SpatioLM: Towards General Physical Spatial Intelligence in Vision-Language Models
Abstract
Vision-Language Models (VLMs) perform well on commonsense reasoning tasks but struggle with visual spatial reasoning. Most existing solutions introduce extra 3D priors or external spatial encoders, which increase complexity and degrade the underlying VLMs' general-purpose capabilities after spatial fine-tuning.

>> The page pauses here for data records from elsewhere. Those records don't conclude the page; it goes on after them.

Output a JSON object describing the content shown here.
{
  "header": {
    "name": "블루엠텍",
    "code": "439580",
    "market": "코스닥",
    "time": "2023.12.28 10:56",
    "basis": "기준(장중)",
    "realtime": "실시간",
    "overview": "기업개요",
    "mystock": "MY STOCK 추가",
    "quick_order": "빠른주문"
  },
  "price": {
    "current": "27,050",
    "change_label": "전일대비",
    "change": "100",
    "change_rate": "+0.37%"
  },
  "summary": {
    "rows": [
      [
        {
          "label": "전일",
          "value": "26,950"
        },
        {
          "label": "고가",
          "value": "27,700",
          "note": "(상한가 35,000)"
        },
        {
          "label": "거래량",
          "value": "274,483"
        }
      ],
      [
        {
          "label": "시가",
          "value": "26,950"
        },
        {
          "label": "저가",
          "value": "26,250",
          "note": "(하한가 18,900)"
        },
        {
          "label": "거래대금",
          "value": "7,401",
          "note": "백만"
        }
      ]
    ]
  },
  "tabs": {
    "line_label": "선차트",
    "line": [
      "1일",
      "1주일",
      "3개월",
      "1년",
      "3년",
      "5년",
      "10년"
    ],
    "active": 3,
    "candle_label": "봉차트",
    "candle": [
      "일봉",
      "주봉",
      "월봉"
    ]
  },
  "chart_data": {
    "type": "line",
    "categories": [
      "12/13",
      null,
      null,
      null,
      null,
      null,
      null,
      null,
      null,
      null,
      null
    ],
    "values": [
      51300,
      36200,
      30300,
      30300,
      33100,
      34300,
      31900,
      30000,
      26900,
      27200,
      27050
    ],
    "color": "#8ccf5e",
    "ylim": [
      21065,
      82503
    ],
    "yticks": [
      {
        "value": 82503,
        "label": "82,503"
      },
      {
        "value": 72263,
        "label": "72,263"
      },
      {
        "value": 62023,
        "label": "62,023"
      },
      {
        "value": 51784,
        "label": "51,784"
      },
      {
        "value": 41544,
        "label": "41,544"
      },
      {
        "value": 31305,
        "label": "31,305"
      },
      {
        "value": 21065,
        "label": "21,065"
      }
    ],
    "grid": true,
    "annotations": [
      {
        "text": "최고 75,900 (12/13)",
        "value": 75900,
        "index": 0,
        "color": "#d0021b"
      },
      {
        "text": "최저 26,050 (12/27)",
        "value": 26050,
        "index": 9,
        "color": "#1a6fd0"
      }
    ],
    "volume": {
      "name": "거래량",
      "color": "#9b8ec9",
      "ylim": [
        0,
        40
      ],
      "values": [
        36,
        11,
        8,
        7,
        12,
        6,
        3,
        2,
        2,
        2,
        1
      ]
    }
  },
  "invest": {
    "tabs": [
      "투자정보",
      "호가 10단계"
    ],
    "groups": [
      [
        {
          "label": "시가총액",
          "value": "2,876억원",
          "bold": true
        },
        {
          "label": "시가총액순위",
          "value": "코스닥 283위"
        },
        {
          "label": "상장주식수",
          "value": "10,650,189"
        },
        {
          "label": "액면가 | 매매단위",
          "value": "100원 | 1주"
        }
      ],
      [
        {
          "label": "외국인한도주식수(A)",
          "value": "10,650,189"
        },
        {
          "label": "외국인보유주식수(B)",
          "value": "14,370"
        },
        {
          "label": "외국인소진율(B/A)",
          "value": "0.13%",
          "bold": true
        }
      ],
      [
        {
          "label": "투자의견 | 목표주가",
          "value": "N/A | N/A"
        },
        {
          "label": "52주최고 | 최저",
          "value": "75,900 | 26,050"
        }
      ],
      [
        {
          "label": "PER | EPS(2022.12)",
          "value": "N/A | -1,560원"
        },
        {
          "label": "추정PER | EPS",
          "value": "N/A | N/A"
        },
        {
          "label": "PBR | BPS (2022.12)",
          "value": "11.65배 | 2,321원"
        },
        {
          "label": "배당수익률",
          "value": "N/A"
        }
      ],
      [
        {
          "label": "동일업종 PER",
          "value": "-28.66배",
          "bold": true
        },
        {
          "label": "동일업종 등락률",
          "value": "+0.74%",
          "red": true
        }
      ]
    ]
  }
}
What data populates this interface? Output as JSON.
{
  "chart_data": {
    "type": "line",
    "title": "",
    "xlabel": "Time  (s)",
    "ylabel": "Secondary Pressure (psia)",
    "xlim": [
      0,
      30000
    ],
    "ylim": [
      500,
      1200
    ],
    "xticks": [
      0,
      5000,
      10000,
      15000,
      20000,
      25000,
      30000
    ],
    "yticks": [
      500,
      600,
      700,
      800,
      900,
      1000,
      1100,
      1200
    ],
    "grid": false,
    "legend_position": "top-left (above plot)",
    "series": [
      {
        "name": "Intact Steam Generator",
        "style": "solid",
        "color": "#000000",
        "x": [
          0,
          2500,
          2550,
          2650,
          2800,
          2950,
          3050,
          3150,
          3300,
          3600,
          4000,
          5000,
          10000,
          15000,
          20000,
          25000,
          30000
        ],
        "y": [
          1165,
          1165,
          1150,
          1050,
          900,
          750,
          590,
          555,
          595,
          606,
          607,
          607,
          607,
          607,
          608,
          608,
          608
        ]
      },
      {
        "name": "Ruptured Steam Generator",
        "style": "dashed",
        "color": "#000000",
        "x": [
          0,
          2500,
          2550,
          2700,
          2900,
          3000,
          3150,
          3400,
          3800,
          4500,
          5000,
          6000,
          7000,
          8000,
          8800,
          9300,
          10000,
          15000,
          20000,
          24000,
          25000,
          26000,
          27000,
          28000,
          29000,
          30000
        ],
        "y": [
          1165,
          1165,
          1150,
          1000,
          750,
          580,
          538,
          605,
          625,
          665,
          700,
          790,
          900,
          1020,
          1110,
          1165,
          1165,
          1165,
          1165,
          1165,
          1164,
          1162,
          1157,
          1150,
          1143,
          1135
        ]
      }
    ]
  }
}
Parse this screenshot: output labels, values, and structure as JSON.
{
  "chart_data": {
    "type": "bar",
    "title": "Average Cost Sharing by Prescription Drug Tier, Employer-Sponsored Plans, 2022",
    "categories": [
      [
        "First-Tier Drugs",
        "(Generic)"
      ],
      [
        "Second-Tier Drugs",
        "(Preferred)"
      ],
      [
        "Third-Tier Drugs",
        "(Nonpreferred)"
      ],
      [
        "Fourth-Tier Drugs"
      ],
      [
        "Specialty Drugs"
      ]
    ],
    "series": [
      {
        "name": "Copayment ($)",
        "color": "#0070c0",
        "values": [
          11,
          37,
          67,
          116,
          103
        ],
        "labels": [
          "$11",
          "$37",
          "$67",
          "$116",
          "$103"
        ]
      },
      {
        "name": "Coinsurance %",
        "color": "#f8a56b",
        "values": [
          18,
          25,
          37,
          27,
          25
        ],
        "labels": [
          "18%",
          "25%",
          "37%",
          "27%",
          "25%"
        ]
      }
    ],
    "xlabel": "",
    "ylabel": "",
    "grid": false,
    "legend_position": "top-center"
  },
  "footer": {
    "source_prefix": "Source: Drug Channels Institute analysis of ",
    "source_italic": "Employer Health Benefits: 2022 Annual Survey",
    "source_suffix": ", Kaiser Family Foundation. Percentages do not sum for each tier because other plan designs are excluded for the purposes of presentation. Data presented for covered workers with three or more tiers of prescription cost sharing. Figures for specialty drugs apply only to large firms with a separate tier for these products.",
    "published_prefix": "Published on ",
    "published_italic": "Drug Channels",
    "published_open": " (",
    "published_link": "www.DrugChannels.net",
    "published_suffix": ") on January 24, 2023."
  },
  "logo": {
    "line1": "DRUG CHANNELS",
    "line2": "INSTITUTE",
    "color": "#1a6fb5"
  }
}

To this end, we propose a parameter-efficient \textit{\textbf{Spatio}-vision \textbf{L}anguage \textbf{M}odels (SpatioLM)}, that enhances spatial intelligence without extra 3D priors or third-party spatial encoders. Concretely, we design a plug-and-play and non-invasive spatio-vision module that elicits the spatial knowledge inherent in VLMs. Furthermore, we innovatively leverage pseudo depth and camera information as supervision to guide the model in learning physically coherent representations. Extensive experiments show that SpatioLM achieves significant improvements in diverse tasks, including spatial perception and understanding while maintains the general-purpose capabilities. Notably, the model achieves an impressive score of 71.6 on the VSI-Bench (the first model to surpass 70). In addition, it attains competitive performance when transferred to embodied manipulation tasks.